Luxembourg – Belgium, Slovakia and Slovenia recently confirmed commitment to the EFSF framework agreement and authorization of the agreement under its national laws. Following the EFSF Board of Directors on Friday 3 December all remaining issues have been cleared. All 16 Member States of the euro area have now signed up and are thus full EFSF members. Klaus Regling, Chief Executive Officer of the EFSF commented: “I welcome that all 16 euro area Member States have concluded their legal processes. This confirms that the euro area Member States are determined to safeguard financial stability of the euro zone and to protect the euro.” The signature of Belgium, Slovakia and Slovenia and the clearance of the remaining issues did not influence the functioning of the EFSF, which has been fully operational since 4 August 2010.

About the EFSF:

The European Financial Stability Facility (EFSF) was incorporated in Luxembourg under Luxembourgish law on June 7th 2010. Its objective is to preserve financial stability of Europe’s Economic and Monetary Union by providing temporary financial assistance to euro area Member States in difficulty. In order to reach its objective the EFSF can - with the support of the German Debt Management Office (DMO) - issue bonds or other debt instruments on the market to raise the funds needed to provide loans to countries which would submit a request. Issues would be backed by guarantees given by euro area Member States of up to € 440 billion.

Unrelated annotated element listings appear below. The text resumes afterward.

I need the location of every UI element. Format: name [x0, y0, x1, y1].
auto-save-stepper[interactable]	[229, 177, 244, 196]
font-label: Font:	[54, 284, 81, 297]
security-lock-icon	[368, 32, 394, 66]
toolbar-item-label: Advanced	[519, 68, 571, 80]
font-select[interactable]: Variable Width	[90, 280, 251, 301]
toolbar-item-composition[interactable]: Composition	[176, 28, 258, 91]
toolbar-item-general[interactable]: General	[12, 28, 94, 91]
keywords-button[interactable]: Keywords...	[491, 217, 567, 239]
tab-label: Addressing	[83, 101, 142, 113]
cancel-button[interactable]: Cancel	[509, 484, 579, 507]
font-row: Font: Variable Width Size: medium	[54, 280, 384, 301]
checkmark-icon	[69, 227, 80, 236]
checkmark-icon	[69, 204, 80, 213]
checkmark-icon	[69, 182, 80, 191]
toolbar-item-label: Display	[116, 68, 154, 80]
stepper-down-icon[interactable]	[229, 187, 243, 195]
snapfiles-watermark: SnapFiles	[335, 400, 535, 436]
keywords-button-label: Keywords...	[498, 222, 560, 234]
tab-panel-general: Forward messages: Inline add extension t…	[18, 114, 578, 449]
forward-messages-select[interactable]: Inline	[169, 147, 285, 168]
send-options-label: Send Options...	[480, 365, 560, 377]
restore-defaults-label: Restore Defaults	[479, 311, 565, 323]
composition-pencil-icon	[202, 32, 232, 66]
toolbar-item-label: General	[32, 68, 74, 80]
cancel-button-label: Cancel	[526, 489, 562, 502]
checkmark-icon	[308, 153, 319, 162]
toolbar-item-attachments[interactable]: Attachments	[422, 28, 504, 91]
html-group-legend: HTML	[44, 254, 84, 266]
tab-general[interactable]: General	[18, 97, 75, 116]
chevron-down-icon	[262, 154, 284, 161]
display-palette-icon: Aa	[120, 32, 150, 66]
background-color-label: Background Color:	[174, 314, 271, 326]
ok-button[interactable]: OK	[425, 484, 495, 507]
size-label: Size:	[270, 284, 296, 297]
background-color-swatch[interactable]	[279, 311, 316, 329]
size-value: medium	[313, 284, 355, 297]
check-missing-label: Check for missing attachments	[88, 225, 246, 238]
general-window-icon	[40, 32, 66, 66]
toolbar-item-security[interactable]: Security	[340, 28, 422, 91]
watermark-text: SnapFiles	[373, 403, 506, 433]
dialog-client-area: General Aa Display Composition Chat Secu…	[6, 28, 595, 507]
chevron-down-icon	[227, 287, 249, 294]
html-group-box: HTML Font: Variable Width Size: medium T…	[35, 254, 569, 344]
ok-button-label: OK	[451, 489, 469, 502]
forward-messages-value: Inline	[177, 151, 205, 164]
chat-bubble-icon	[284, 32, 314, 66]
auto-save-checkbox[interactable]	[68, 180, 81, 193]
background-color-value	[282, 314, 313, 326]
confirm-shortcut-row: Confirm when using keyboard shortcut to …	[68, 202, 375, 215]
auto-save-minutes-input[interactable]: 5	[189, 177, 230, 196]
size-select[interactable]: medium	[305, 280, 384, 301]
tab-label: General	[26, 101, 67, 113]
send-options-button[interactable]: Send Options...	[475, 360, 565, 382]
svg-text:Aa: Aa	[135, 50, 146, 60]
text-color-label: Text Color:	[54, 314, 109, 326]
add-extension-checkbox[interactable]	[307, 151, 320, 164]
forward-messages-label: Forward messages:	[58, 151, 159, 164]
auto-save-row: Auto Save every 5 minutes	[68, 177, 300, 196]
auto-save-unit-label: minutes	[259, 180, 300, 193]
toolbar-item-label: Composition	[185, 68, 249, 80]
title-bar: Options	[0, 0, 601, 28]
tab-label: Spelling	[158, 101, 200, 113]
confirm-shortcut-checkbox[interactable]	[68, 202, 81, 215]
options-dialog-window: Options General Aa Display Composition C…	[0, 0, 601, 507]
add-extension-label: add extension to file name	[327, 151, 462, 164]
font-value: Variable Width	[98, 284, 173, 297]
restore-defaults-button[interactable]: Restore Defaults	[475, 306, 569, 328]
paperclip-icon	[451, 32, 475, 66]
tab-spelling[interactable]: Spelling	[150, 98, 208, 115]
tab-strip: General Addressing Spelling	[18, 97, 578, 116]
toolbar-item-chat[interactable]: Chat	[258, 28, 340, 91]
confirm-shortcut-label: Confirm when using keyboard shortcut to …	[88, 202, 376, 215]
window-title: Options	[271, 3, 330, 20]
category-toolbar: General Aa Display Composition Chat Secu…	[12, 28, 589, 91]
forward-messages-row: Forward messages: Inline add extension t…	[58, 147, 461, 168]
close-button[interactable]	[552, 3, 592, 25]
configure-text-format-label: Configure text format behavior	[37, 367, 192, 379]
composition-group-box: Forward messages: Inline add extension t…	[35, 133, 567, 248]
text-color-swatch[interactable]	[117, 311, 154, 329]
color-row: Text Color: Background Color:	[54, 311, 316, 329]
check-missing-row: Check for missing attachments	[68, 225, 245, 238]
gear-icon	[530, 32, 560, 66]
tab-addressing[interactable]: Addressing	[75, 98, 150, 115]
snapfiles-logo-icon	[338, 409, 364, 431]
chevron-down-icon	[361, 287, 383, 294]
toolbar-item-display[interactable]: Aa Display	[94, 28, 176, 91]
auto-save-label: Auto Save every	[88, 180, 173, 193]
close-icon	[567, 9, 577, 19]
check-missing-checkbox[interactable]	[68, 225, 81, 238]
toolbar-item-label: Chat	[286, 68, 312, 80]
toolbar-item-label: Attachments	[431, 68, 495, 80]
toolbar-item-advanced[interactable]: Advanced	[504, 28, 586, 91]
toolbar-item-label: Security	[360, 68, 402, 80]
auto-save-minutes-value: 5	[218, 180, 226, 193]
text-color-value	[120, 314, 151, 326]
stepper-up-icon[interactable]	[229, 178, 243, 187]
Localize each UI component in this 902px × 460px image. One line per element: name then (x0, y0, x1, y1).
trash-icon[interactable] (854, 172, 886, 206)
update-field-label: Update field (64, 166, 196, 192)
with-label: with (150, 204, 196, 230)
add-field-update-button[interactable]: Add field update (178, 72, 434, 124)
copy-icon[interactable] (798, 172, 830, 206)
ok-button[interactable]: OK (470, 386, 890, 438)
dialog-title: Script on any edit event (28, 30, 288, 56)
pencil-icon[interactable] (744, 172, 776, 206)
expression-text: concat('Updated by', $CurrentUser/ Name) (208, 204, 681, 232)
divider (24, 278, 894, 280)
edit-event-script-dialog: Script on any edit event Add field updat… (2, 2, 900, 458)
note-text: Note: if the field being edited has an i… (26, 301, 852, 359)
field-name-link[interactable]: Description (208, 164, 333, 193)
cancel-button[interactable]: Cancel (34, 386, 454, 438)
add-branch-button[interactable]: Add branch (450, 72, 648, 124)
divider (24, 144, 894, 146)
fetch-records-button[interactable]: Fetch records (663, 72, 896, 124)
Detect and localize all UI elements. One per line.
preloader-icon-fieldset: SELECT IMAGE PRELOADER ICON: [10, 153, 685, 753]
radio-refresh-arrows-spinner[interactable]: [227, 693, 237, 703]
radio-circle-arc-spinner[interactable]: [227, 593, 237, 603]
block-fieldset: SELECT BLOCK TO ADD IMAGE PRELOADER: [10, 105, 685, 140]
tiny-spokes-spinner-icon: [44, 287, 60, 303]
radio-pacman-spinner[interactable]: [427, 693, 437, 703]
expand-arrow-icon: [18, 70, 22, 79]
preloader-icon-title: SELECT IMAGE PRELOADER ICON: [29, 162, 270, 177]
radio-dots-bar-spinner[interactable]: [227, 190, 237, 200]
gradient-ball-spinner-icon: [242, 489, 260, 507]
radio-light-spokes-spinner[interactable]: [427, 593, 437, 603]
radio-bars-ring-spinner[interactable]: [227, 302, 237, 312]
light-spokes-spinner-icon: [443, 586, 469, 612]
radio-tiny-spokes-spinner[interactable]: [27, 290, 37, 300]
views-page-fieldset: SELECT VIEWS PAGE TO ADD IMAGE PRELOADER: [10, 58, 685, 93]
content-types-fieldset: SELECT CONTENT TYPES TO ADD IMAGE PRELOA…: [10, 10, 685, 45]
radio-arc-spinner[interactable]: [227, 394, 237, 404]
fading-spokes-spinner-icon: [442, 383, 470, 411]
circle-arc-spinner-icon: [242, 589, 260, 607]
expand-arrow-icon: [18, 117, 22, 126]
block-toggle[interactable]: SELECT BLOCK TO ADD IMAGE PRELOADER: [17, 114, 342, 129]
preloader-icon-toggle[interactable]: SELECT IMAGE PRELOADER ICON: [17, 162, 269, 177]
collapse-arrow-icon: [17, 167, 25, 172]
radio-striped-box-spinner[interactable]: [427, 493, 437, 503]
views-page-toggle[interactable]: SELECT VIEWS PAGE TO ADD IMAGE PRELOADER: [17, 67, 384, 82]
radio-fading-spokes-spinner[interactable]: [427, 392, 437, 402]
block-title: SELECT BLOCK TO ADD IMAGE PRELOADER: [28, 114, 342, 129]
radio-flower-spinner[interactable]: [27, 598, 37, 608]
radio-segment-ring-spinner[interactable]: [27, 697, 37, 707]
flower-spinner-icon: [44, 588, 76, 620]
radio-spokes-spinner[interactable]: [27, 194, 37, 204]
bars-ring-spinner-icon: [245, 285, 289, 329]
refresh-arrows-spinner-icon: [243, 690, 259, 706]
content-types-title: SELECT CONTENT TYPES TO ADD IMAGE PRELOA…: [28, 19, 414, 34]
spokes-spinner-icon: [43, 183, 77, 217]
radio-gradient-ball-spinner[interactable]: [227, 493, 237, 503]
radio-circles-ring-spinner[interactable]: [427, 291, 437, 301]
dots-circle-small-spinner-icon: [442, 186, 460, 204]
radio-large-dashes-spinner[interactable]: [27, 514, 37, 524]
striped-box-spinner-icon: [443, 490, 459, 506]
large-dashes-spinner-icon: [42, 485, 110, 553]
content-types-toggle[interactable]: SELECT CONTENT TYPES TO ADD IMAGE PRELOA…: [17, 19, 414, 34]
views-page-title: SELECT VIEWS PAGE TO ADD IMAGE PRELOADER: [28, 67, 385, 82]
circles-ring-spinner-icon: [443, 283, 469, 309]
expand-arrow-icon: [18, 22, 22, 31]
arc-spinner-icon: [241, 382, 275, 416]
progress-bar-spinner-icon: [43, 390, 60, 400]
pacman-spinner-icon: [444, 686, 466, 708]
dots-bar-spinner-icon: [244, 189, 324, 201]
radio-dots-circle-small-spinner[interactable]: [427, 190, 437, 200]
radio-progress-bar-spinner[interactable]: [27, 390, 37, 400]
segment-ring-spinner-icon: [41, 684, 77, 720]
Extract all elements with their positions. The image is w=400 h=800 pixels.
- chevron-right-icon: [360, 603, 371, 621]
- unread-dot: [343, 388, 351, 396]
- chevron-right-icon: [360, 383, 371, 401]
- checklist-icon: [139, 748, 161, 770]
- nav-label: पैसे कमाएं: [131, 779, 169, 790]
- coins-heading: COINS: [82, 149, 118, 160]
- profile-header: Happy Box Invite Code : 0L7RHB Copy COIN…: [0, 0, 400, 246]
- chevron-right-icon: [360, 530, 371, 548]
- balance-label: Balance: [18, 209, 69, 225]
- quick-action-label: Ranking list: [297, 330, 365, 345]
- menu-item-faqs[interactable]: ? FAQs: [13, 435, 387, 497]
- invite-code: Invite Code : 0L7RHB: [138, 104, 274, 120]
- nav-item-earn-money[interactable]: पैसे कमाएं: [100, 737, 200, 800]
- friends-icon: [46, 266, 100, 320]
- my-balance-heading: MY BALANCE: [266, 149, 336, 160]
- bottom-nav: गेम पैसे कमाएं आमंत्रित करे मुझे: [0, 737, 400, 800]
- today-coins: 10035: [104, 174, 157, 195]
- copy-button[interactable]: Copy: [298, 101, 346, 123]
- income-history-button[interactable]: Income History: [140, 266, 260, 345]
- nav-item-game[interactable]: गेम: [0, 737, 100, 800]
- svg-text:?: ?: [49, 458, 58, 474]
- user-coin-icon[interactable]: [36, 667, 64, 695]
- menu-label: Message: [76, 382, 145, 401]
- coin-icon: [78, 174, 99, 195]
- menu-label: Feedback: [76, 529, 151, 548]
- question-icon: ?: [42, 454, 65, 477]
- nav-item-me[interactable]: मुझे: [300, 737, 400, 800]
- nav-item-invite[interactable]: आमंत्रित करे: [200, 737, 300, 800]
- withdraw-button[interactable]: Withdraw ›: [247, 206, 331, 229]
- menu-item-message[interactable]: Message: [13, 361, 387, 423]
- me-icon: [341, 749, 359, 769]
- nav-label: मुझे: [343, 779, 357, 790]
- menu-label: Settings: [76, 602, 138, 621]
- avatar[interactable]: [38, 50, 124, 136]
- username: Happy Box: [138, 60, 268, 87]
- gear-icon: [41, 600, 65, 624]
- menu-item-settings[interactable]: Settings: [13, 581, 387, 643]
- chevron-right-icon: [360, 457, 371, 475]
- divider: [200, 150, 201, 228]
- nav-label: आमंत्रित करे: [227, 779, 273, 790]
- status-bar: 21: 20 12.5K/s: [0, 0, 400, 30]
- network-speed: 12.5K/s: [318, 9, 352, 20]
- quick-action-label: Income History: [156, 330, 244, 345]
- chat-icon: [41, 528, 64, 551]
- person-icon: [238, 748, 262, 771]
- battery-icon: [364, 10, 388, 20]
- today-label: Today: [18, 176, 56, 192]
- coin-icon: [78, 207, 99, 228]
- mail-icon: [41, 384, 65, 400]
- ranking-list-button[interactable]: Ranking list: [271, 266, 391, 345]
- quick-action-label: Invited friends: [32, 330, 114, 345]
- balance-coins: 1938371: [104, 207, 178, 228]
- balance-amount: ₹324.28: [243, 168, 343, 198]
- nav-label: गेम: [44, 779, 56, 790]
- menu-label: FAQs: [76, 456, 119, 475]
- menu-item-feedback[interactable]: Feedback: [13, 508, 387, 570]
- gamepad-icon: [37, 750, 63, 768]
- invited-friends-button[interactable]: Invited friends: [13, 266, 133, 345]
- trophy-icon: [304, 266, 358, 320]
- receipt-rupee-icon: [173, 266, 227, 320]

The EFSF is part of a wider safety net. Its funds would be combined with loans of up to € 60 billion coming from the European Financial Stabilisation Mechanism (EFSM), i.e. funds raised by the European Commission and guaranteed by the EU budget, and up to € 250 billion from the International Monetary Fund (IMF) for an overall rescue package worth up to € 750 billion. EFSF, EFSM and IMF can only act after a support request is made by a euro area Member State and a country programme has been negotiated with the European Commission and the IMF. This would only occur when the country is unable to borrow on markets at acceptable rates. Any financial assistance by EFSF, EFSM and IMF to a country in need would be linked to very strict policy conditions.